Re: Why do we let munmap fail?

Daniel Colascione <dancol@xxxxxxxxxx> · Mon, 21 May 2018 15:54:16 -0700

On Mon, May 21, 2018 at 3:48 PM Dave Hansen <dave.hansen@xxxxxxxxx> wrote:

> On 05/21/2018 03:35 PM, Daniel Colascione wrote:
> >> I know folks use memfd to figure out
> >> how much memory pressure we are under.  I guess that would trigger when
> >> you consume lots of memory with VMAs.
> >
> > I think you're thinking of the VM pressure level special files, not
memfd,
> > which creates an anonymous tmpfs file.

> Yep, you're right.

> >> VMAs are probably the most similar to things like page tables that are
> >> kernel memory that can't be directly reclaimed, but do get freed at
> >> OOM-kill-time.  But, VMAs are a bit harder than page tables because
> >> freeing a page worth of VMAs does not necessarily free an entire page.
> >
> > I don't understand. We can reclaim memory used by VMAs by killing the
> > process or processes attached to the address space that owns those VMAs.
> > The OOM killer should Just Work. Why do we have to have some special
limit
> > of VMA count?

> The OOM killer doesn't take the VMA count into consideration as far as I
> remember.  I can't think of any reason why not except for the internal
> fragmentation problem.

> The current VMA limit is ~12MB of VMAs per process, which is quite a
> bit.  I think it would be reasonable to start considering that in OOM
> decisions, although it's surely inconsequential except on very small
> systems.

> There are also certainly denial-of-service concerns if you allow
> arbitrary numbers of VMAs.  The rbtree, for instance, is O(log(n)), but
> I 'd be willing to be there are plenty of things that fall over if you
> let the ~65k limit get 10x or 100x larger.

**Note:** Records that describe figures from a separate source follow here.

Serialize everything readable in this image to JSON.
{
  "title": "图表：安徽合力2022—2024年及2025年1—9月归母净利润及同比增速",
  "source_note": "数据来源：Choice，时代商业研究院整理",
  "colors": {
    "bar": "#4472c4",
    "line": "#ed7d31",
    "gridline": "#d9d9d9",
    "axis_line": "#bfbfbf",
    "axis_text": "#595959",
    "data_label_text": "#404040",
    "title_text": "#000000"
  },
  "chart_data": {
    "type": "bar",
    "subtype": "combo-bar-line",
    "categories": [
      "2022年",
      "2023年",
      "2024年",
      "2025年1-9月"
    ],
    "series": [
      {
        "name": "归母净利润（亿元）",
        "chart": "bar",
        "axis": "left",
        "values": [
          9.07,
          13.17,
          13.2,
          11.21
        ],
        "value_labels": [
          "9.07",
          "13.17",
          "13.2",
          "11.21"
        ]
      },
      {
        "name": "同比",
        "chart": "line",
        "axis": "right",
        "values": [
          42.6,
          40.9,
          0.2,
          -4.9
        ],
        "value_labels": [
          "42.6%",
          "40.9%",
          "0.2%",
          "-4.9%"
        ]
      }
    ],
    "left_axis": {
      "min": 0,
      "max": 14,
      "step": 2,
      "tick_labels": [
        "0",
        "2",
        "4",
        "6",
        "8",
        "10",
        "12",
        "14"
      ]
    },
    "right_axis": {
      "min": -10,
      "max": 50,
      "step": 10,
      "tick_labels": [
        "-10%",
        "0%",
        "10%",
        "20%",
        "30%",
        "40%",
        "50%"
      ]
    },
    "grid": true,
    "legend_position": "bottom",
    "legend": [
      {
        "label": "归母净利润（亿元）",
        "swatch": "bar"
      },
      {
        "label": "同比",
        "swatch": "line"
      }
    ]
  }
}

Sure. I'm receptive to the idea of having *some* VMA limit. I just think
it's unacceptable let deallocation routines fail.

What about the proposal at the end of my original message? If we account
for mapped address space by counting pages instead of counting VMAs, no
amount of VMA splitting can trip us over the threshold. We could just
impose a system-wide vsize limit in addition to RLIMIT_AS, with the
effective limit being the smaller of the two. (On further thought, we'd
probably want to leave the meaning of max_map_count unchanged and introduce
a new knob.)